People v. Carlton, 106 Ill. App. 3d 780 (1982)

June 2, 1982 · Illinois Appellate Court · No. 81-591
106 Ill. App. 3d 780

THE PEOPLE OF THE STATE OF ILLINOIS, Plaintiff-Appellant, v. MARK J. CARLTON, Defendant-Appellee.

Second District

No. 81-591

Opinion filed June 2, 1982.

J. Michael Fitzsimmons, State’s Attorney, of Wheaton (Rarbara A. Preiner, Assistant State’s Attorney, and Phyllis J. Perko and Marshall Stevens, both of State’s Attorneys Appellate Service Commission, of counsel), for the People.

No brief filed for appellee.

JUSTICE NASH

delivered the opinion of the court:

The State seeks to appeal from a pretrial order of the trial court suppressing evidence. The record on appeal and the State’s brief have been filed in this court, but defendant has not responded with a brief. Although this is an appeal by the State the record does not show compliance by the trial court with Supreme Court Rule 607(a) (73 Ill. 2d R. 607(a)). Nor has the State certified that the suppression order substantially impairs its ability to prosecute the case. In these circumstances, it must first be determined whether this court may properly consider the merits of the appeal.

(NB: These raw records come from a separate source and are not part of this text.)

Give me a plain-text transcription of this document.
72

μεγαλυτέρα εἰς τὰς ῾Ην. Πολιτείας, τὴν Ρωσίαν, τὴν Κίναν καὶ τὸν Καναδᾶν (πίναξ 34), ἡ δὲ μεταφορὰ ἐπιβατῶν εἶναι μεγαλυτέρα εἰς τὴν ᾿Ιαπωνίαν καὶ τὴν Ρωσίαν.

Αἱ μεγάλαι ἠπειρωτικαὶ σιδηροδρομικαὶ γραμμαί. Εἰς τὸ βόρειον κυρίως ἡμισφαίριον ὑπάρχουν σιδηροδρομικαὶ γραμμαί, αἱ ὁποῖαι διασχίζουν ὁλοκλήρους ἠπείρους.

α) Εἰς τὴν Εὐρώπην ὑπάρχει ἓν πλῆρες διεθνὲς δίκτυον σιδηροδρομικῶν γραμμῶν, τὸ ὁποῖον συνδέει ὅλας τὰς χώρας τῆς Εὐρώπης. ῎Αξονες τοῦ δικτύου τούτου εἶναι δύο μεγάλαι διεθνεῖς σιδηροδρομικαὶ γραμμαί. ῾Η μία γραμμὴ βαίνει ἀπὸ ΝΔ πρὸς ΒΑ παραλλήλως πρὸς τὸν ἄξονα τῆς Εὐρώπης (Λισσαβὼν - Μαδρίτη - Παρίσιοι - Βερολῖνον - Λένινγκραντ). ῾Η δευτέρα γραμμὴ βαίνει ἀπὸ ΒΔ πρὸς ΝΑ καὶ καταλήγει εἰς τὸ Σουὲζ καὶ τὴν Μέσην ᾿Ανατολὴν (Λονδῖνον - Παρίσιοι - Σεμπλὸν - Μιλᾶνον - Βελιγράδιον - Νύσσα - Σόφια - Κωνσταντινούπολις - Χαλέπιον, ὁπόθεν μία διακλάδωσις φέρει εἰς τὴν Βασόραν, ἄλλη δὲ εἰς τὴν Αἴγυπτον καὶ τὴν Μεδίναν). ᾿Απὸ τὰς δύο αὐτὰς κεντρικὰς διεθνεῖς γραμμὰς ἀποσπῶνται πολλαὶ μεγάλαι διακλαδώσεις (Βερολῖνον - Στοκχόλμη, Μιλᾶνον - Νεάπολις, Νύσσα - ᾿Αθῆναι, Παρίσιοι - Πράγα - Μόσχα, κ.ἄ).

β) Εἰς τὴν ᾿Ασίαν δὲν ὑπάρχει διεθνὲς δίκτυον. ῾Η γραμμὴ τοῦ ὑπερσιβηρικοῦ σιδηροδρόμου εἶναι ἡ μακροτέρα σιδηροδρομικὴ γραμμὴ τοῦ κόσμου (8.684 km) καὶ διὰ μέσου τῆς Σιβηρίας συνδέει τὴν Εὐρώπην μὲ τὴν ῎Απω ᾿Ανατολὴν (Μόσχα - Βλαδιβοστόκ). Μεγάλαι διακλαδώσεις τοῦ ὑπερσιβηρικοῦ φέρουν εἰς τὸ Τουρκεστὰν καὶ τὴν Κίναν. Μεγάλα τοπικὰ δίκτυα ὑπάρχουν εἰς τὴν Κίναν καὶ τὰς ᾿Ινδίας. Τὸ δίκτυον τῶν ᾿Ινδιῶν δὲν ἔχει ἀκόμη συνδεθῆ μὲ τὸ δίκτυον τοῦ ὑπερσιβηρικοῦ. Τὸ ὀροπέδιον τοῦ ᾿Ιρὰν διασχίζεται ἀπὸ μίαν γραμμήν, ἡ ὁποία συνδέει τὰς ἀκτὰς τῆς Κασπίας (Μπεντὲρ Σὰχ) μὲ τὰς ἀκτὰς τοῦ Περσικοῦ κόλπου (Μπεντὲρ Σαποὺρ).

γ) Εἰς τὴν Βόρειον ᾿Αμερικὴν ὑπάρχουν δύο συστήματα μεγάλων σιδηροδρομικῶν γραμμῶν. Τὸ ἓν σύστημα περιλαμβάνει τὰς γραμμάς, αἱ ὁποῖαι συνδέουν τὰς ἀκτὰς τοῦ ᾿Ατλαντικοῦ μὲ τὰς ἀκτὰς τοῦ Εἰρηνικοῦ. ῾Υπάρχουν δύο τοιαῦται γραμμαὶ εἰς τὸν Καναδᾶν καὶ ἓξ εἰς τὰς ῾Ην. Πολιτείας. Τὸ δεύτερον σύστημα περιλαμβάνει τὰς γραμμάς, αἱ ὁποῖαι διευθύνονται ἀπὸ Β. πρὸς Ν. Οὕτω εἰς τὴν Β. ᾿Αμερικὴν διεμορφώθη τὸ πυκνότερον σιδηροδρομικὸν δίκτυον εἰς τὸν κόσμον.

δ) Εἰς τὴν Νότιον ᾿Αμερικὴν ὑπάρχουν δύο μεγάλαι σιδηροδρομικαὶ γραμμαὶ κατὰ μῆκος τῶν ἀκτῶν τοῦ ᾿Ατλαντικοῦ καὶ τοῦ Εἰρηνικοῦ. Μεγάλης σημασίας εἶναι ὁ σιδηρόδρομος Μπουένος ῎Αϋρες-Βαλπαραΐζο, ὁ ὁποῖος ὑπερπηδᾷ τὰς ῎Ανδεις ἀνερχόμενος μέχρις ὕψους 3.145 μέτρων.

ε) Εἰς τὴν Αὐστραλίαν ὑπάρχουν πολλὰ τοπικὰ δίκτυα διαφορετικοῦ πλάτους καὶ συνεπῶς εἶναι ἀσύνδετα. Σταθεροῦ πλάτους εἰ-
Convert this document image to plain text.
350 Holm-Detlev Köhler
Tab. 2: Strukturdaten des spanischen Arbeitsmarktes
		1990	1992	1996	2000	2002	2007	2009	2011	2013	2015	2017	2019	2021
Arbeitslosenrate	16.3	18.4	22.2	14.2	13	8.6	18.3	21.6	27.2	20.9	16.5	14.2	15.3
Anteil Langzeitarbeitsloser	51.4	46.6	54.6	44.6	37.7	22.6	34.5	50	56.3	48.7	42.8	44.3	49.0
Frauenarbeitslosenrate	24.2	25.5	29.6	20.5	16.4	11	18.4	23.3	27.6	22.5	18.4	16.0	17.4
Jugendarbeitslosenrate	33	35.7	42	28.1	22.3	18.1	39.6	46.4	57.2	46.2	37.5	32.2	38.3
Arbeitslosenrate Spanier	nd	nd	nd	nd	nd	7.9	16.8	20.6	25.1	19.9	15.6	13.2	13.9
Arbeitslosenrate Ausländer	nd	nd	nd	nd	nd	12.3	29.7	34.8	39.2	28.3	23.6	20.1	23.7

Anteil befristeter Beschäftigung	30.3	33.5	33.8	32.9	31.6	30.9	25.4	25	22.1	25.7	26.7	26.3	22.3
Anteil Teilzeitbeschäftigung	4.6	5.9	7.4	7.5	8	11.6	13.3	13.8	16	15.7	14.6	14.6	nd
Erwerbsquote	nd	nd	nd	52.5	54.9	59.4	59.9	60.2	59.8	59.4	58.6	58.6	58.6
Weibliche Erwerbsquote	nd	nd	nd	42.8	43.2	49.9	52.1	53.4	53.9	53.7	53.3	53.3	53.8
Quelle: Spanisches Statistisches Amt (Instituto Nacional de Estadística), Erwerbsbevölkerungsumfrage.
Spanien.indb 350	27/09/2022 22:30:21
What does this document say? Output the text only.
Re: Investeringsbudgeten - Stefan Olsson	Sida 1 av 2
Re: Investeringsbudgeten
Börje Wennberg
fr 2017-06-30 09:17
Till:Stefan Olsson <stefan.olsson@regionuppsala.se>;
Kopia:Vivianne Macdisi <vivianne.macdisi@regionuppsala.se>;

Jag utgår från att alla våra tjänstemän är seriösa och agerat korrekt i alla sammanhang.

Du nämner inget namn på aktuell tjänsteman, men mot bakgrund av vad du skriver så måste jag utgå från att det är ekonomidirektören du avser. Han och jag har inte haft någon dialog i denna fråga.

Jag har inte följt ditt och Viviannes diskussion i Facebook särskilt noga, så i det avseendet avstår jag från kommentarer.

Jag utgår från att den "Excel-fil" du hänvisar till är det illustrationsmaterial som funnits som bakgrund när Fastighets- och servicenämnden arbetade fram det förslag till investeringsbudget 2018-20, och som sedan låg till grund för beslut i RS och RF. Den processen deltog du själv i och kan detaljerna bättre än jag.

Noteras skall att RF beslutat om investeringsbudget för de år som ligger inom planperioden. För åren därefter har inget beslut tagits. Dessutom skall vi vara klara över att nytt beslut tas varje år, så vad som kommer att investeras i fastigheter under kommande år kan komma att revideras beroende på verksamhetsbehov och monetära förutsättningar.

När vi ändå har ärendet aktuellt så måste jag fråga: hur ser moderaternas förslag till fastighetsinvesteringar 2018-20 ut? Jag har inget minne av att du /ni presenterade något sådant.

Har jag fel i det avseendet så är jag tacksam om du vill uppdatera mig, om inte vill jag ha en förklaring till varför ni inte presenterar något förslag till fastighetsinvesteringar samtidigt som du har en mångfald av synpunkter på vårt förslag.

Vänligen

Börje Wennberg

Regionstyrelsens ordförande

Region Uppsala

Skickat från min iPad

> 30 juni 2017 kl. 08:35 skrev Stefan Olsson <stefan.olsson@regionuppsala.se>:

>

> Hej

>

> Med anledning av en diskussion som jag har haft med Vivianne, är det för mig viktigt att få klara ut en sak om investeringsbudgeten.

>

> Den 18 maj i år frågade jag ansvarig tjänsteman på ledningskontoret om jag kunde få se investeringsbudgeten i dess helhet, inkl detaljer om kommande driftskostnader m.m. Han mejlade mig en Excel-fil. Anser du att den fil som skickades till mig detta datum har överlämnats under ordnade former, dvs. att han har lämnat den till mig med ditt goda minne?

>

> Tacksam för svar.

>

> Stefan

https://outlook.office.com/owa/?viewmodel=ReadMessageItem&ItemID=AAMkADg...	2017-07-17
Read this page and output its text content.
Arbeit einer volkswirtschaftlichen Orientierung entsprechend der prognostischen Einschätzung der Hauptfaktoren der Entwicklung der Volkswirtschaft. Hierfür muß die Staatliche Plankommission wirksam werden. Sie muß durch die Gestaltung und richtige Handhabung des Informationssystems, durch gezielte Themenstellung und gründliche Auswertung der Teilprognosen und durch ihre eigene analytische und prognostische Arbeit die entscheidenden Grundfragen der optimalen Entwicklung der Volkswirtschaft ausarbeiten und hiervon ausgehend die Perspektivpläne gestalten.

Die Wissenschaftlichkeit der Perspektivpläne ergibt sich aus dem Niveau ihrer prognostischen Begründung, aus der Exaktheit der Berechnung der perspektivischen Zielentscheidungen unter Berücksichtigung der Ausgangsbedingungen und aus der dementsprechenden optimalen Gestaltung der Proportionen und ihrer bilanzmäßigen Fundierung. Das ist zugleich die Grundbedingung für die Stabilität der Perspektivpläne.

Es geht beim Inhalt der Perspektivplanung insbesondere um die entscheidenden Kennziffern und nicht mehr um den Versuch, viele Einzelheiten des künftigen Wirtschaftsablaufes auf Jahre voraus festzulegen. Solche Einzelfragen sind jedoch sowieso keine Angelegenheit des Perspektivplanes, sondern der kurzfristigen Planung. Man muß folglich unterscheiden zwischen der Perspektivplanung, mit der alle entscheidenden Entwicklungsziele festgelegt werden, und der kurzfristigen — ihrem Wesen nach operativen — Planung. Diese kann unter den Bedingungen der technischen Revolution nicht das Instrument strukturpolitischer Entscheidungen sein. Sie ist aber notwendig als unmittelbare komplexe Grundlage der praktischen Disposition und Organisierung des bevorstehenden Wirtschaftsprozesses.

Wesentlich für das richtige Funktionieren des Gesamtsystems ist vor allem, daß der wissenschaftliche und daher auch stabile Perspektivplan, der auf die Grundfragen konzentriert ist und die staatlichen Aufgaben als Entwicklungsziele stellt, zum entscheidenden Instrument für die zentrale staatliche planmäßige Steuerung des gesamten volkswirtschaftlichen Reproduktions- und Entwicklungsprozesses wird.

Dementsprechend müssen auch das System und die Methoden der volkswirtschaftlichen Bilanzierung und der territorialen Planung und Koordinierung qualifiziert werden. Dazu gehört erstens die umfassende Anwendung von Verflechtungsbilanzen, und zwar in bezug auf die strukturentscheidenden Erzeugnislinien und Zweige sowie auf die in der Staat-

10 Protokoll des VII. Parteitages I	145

*781Defendant was charged by information with theft of certain cases of whiskey valued in excess of $150, and the public defender was initially appointed, at his request, to represent him. Thereafter, private counsel, William J. McGrath, entered his appearance on behalf of defendant and the public defender withdrew. Defendant’s retained counsel filed a motion to suppress as evidence three cases of Chivas Regal whiskey seized by police officers from the trunk of an automobile in which defendant was a passenger, allegedly in violation of the constitutions of the State of Illinois and the United States. After an evidentiary hearing the trial court entered an order of suppression on July 2, 1981. The record further discloses that thereafter on July 17, the State filed its response to defendant’s motion for discovery, and on July 20 the case was continued to August 3 for motions and setting.

On July 30 the State filed its notice of appeal from the order suppressing evidence and served a copy thereof on defendant’s counsel of record. As noted, the record on appeal and the State’s brief have been filed in this court; however, no appearance of attorney or brief has been filed here on behalf of defendant.

Supreme Court Rule 607(a) provides, inter alia:

“• * * in cases in which the State appeals, the trial court shall determine whether the defendant is represented by counsel on appeal. If not so represented, and the court determines that the defendant is indigent and desires counsel on appeal, the court shall appoint counsel on appeal.” 73 Ill. 2d R. 607(a).

The record does not disclose that Supreme Court Rule 607(a) has been complied with by the trial court. It is apparent defendant was represented by retained counsel for the purposes of the hearing of the motion to suppress; whether he has chosen not to file a responsive brief in this court or whether he is now indigent and is unable to employ counsel on appeal can only be determined in the trial court by compliance with the rule. It would be fruitless for this court to consider the merits of the ex parte appeal sought by the State if, in fact, defendant was indigent and desired counsel on appeal.

We conclude this matter must be remanded with directions that the requirements of Rule 607(a) be met by the trial court.

In People v. Young (1980), 82 Ill. 2d 234, 247, the court determined that Supreme Court Rule 604(a)(1) (73 Ill. 2d R. 604(a)(1)) allows an interlocutory appeal by the State of a pretrial suppression order whenever the prosecutor certifies to the trial court that the suppression substantially impairs the State’s ability to prosecute the case. (See also People v. Phipps (1980), 83 Ill. 2d 87, 90; People v. Flatt (1980), 82 Ill. 2d 250.) It has been held that the certification requirement is not limited to orders not pre*782viously deemed appealable. (People v. Jones (1981), 102 Ill. App. 3d 238, 241; People v. Norris (1981), 101 Ill. App. 3d 664, 667, appeal denied (1982),_Ill. 2d_; People v. Tomasello (1981), 98 Ill. App. 3d 588, 597.) Thus, the State must certify its prosecution will be impaired whenever it seeks to appeal an order suppressing evidence.

While Young directs the State to file a certificate in the trial court, that has been held not to be jurisdictional and if omitted from the record may be subsequently supplied. (See People v. Jones (1981), 102 Ill. App. 3d 238, 242; People v. Norris (1981), 101 Ill. App. 3d 664.) In People v. Lentini (1982), 106 Ill. App. 3d 695, this court considered that an oral representation to the trial court that the prosecution would be substantially impaired by a suppression order did substantially comply with the certification requirement.

In the present case, however, the State has at no stage suggested the prosecution would be impaired by suppression of the cases of whiskey. While it would appear to have that affect, we may not supply that conclusion for the State. Absent a certificate of impairment the State may not seek review of an order suppressing evidence.

As this case must be remanded for compliance with Supreme Court Rule 607(a) we will not now dismiss the appeal; the certificate of impairment must be supplied, however, should subsequent review be sought by the State.

Accordingly, this cause is remanded to the trial court with directions that it comply with Supreme Court Rule 607(a). If defendant is not represented by counsel on appeal and is indigent and desires counsel, the same shall be appointed. In that event, defendant will be allowed 45 days in which to file a responsive brief in this court.

Remanded with directions.

UNVERZAGT and VAN DEUSEN, JJ., concur.